Total energy use in the US is also growing at an exponential rate, about 2.9%.  This is quite close to the growth in total RGDP.  Also, notice that there is a drop off at the end in both energy and GDP graphs.  And it is not due to the recent recession.  The drop off in energy use started in 1980.  Plus, it is pretty obvious that energy use can't keep growing at 3% per year forever without some serious world changing technological advance.  If we took energy growth at only 2.3% (to make the numbers work out better), the US alone would be consuming all of the sun's energy within 400 years, and all of the energy in the galaxy within 2500 years:


That's a lot of energy.  But the fact remains that RGDP continued to grow at a healthy pace for a few decades after energy use started to drop off.  Maybe GDP used to be perfectly correlated with energy use until things started to get more energy efficient?  The efficiency of cars and trucks certainly went up over that time period:

The average miles per gallon for cars, trucks, and SUVs.

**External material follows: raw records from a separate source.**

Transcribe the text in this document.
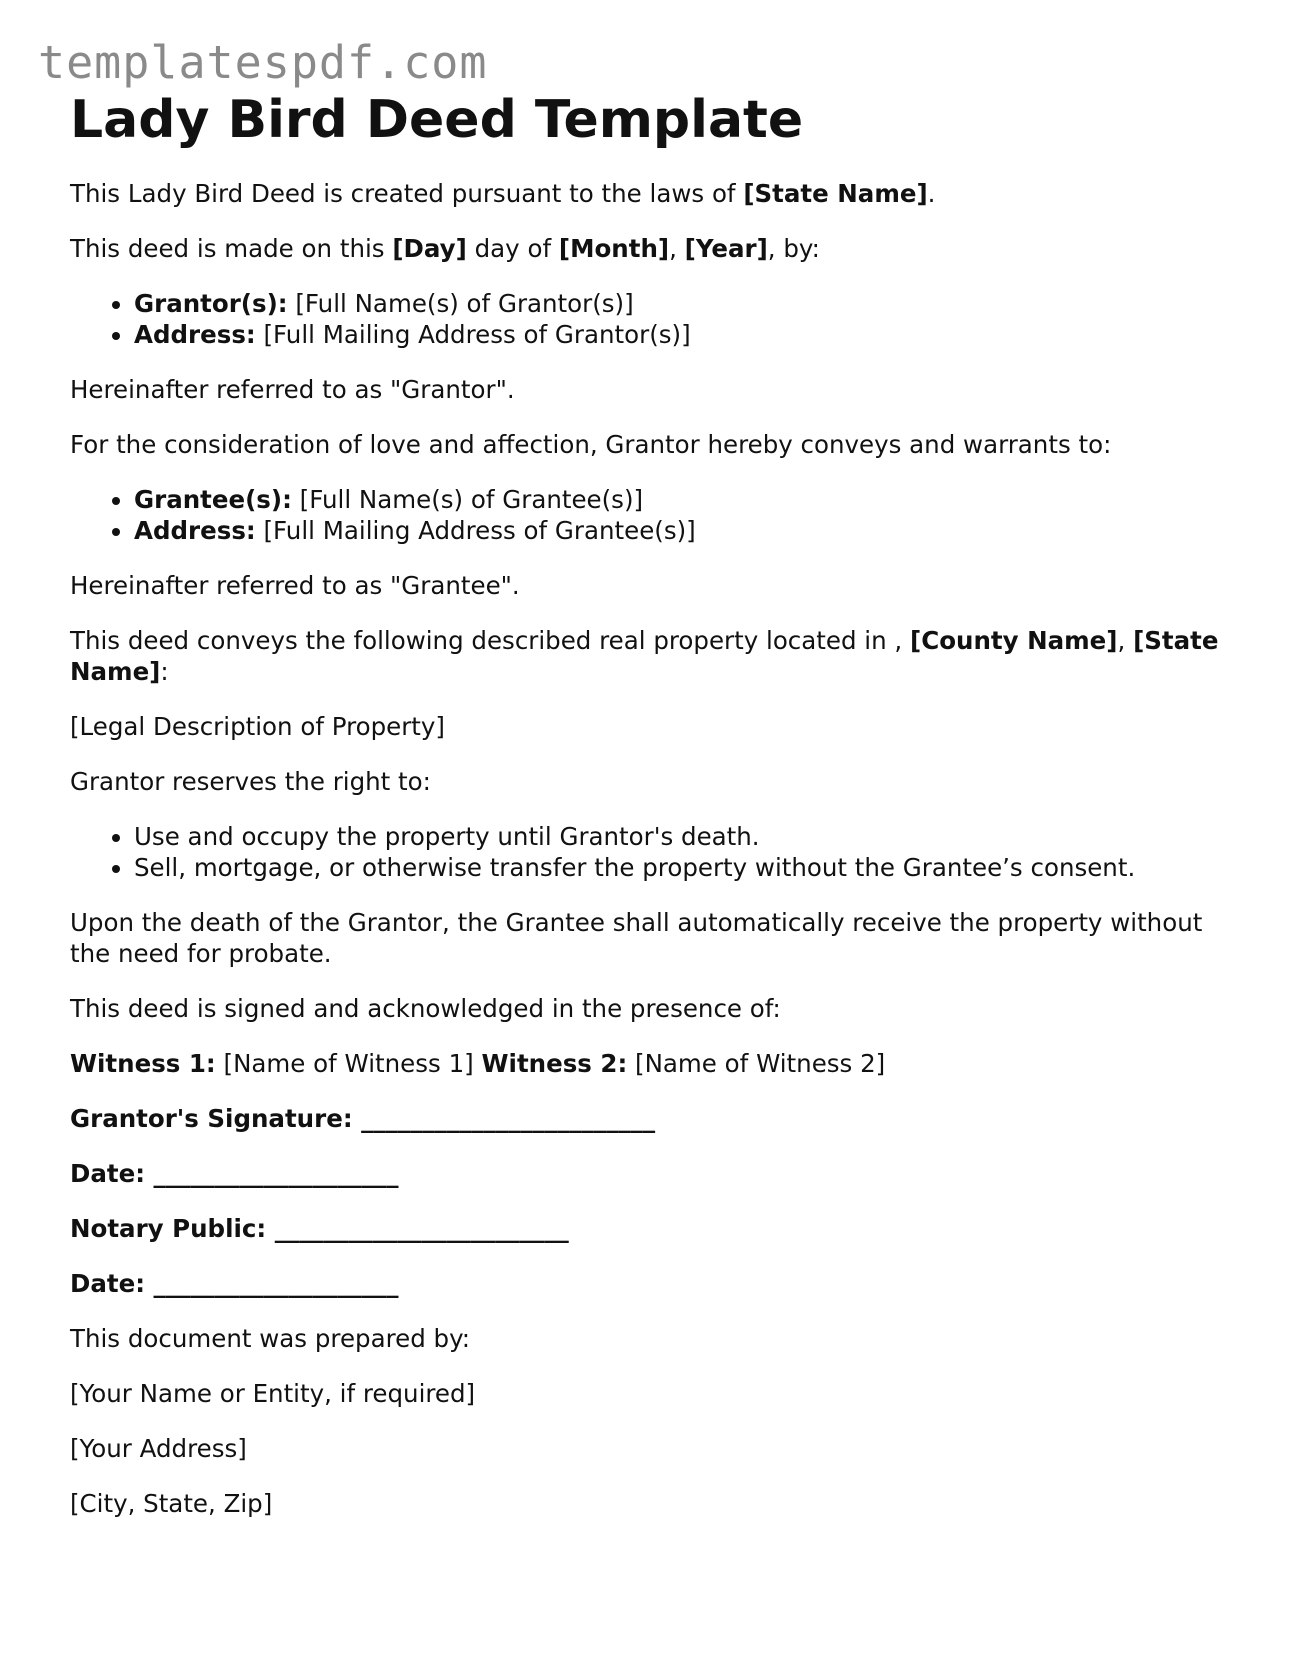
templatespdf.com
Lady Bird Deed Template

This Lady Bird Deed is created pursuant to the laws of [State Name].

This deed is made on this [Day] day of [Month], [Year], by:

• Grantor(s): [Full Name(s) of Grantor(s)]
• Address: [Full Mailing Address of Grantor(s)]

Hereinafter referred to as "Grantor".

For the consideration of love and affection, Grantor hereby conveys and warrants to:

• Grantee(s): [Full Name(s) of Grantee(s)]
• Address: [Full Mailing Address of Grantee(s)]

Hereinafter referred to as "Grantee".

This deed conveys the following described real property located in , [County Name], [State Name]:

[Legal Description of Property]

Grantor reserves the right to:

• Use and occupy the property until Grantor's death.
• Sell, mortgage, or otherwise transfer the property without the Grantee’s consent.

Upon the death of the Grantor, the Grantee shall automatically receive the property without the need for probate.

This deed is signed and acknowledged in the presence of:

Witness 1: [Name of Witness 1] Witness 2: [Name of Witness 2]

Grantor's Signature: ________________________

Date: ____________________

Notary Public: ________________________

Date: ____________________

This document was prepared by:

[Your Name or Entity, if required]

[Your Address]

[City, State, Zip]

Another thing to think about (are you sick of graphs yet?) is labor force participation.  It seems odd that per capita GDP growth would remain constant if population is growing at a constant rate, but the labor participation is not:

Notice the spike that happened starting in the 1970's.  Perhaps RGDP is correlated with energ use, but just before energy use started to decline the labor force participation rate started to go up.  This may have temporarily masked the effects of reduced energy use.  Now let me remind you.  If this story is true it implies that RGDP growth will almost certainly not follow the trajectory we have been on for the past several hundred years.  It will track energy use.  But this doesn't mean that we can't become more productive or lead better lives.  As I mentioned earlier, RGDP growth is a phony concept anyway.  We can't compare the value of items in an environment where technology is changing so fast.  Plus, if I am right about RGDP growth tracking something like energy usage + labor force participation, then advances in energy efficiency would show up as negative productivity growth.

In any case, it is likely that both energy use and population growth will follow something called a logistic curve.  These may appear to grow exponentially for a while, but eventually they start to flatten out:


So what do I make of all this?  Well, I think the conclusion the President draws from his graph is unrealistic.  Just because RGDP growth has been constant for the last 400 years doesn't mean it will keep growing that way forever.  It sounds funny to think about it that way, but that is how a logistic curve works.  Second, it may not be such a terrible thing for RGDP growth to level out because we can still enjoy any improvements that come from improved efficiency and technology.  RGDP doesn't seem to do a good job of measuring these things unless they are correlated with increased energy use.  Finally, my whole analysis could be way off.  I just started thinking about this seriously last night.  So I welcome your thoughts.